Na literatura, na música e no imaginário popular, amor é doença do coração que mata por excesso de vontade do outro. No mundo real, o que mata é ódio, discriminação e intolerância. Enquanto o futuro se anuncia com tendências tão diversas quanto sexo com robôs e famílias poliamorosas, um brasileiro sofre violência por hora por ser homossexual. Uma em cada cinco brasileiras já foi vítima de violência doméstica. Pensar o futuro do amor é pensar o futuro da civilização.
– Estamos em um momento de afirmar a tolerância como princípio. É o principal desafio, especialmente de quem trabalha com a Justiça: não deixar crescer as áreas de intolerância – aponta a juíza e escritora Andréa Pachá.
Por vezes, a Justiça e a lei institucionalizam a discriminação e a violência. Chegamos a 2015, e homossexualidade ainda é crime em mais de 60 países. Mulheres iemenitas precisam de autorização do marido para sair de casa; sauditas e marroquinas são responsabilizadas pelo próprio estupro.
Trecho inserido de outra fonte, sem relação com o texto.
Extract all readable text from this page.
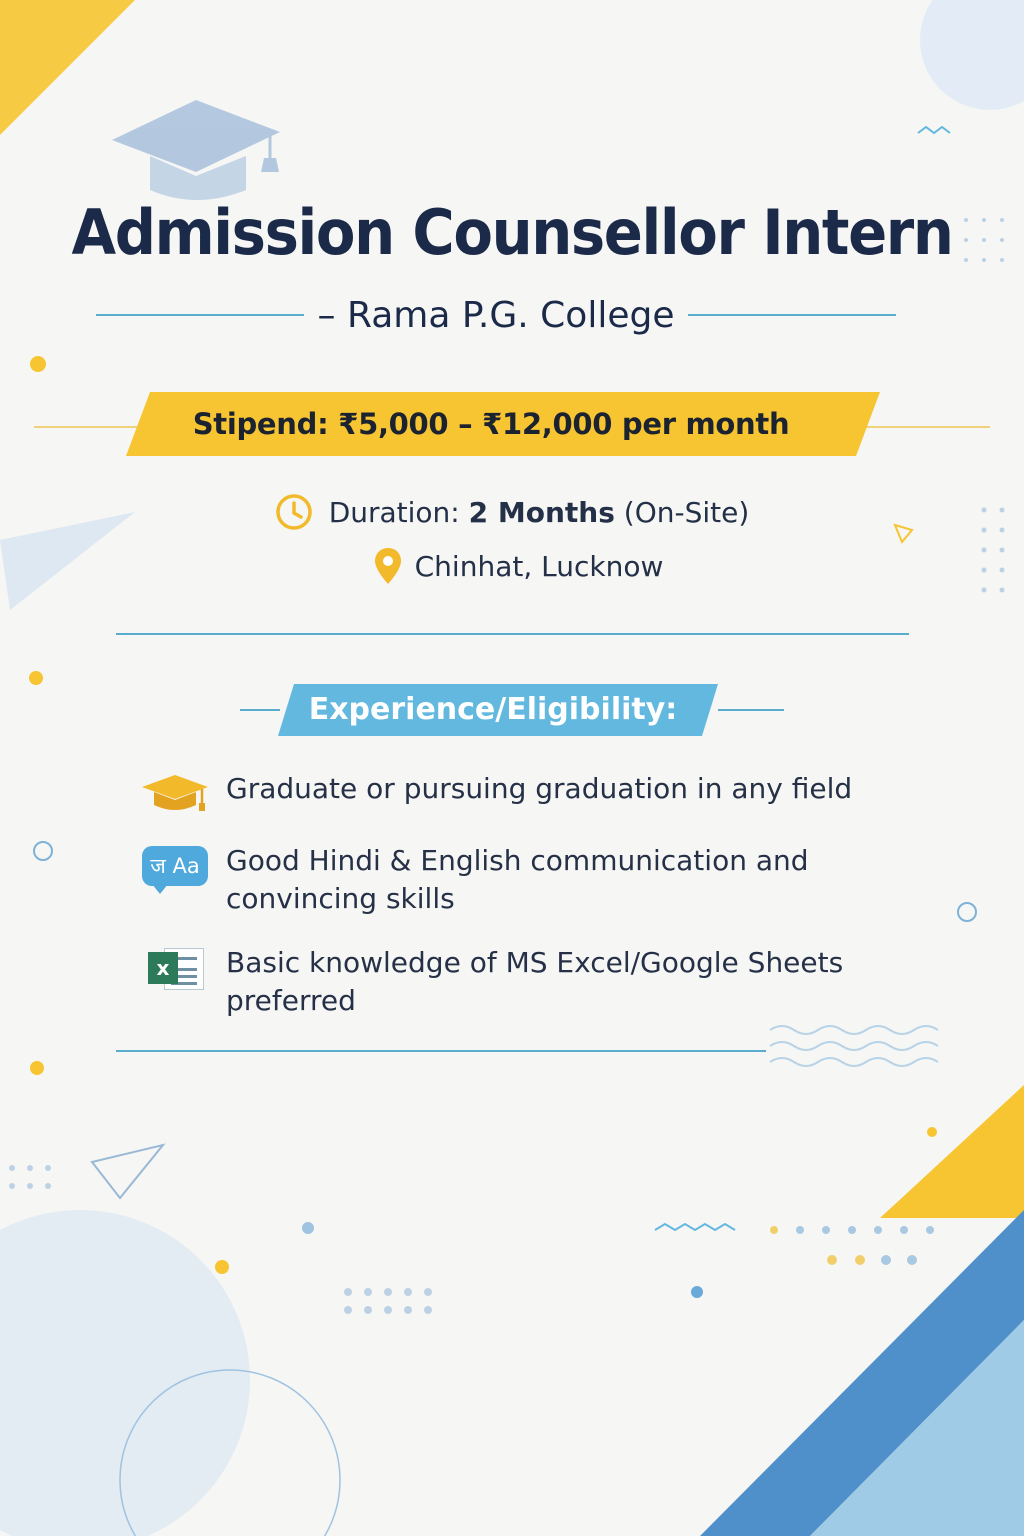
Admission Counsellor Intern
– Rama P.G. College
Stipend: ₹5,000 – ₹12,000 per month
Duration: 2 Months (On-Site)
Chinhat, Lucknow
Experience/Eligibility:
Graduate or pursuing graduation in any field
ज Aa Good Hindi & English communication and convincing skills
x	Basic knowledge of MS Excel/Google Sheets preferred
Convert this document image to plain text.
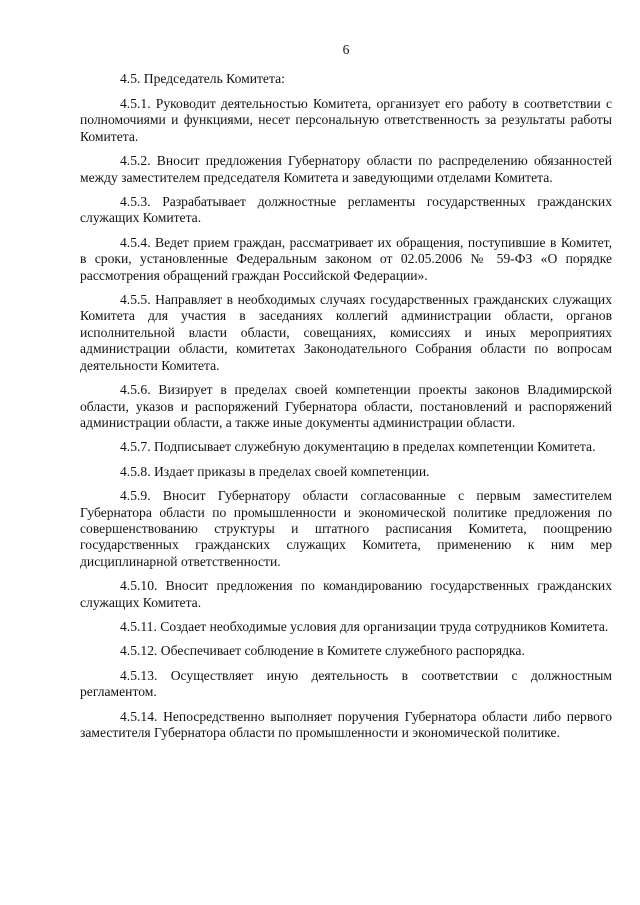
6

4.5. Председатель Комитета:

4.5.1. Руководит деятельностью Комитета, организует его работу в соответствии с полномочиями и функциями, несет персональную ответственность за результаты работы Комитета.

4.5.2. Вносит предложения Губернатору области по распределению обязанностей между заместителем председателя Комитета и заведующими отделами Комитета.

4.5.3. Разрабатывает должностные регламенты государственных гражданских служащих Комитета.

4.5.4. Ведет прием граждан, рассматривает их обращения, поступившие в Комитет, в сроки, установленные Федеральным законом от 02.05.2006 № 59-ФЗ «О порядке рассмотрения обращений граждан Российской Федерации».

4.5.5. Направляет в необходимых случаях государственных гражданских служащих Комитета для участия в заседаниях коллегий администрации области, органов исполнительной власти области, совещаниях, комиссиях и иных мероприятиях администрации области, комитетах Законодательного Собрания области по вопросам деятельности Комитета.

4.5.6. Визирует в пределах своей компетенции проекты законов Владимирской области, указов и распоряжений Губернатора области, постановлений и распоряжений администрации области, а также иные документы администрации области.

4.5.7. Подписывает служебную документацию в пределах компетенции Комитета.

4.5.8. Издает приказы в пределах своей компетенции.

4.5.9. Вносит Губернатору области согласованные с первым заместителем Губернатора области по промышленности и экономической политике предложения по совершенствованию структуры и штатного расписания Комитета, поощрению государственных гражданских служащих Комитета, применению к ним мер дисциплинарной ответственности.

4.5.10. Вносит предложения по командированию государственных гражданских служащих Комитета.

4.5.11. Создает необходимые условия для организации труда сотрудников Комитета.

4.5.12. Обеспечивает соблюдение в Комитете служебного распорядка.

4.5.13. Осуществляет иную деятельность в соответствии с должностным регламентом.

4.5.14. Непосредственно выполняет поручения Губернатора области либо первого заместителя Губернатора области по промышленности и экономической политике.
A legislação, sozinha, não constrói respeito e cidadania. É preciso educar para a diferença. No Brasil que em 2006 sancionou a Lei Maria da Penha e em 2013 autorizou o casamento civil entre pessoas do mesmo sexo, crimes de ódio contra mulheres e homossexuais não parecem sensibilizar os setores mais conservadores da sociedade. Tacham de privilégio a concessão de direitos fundamentais a minorias.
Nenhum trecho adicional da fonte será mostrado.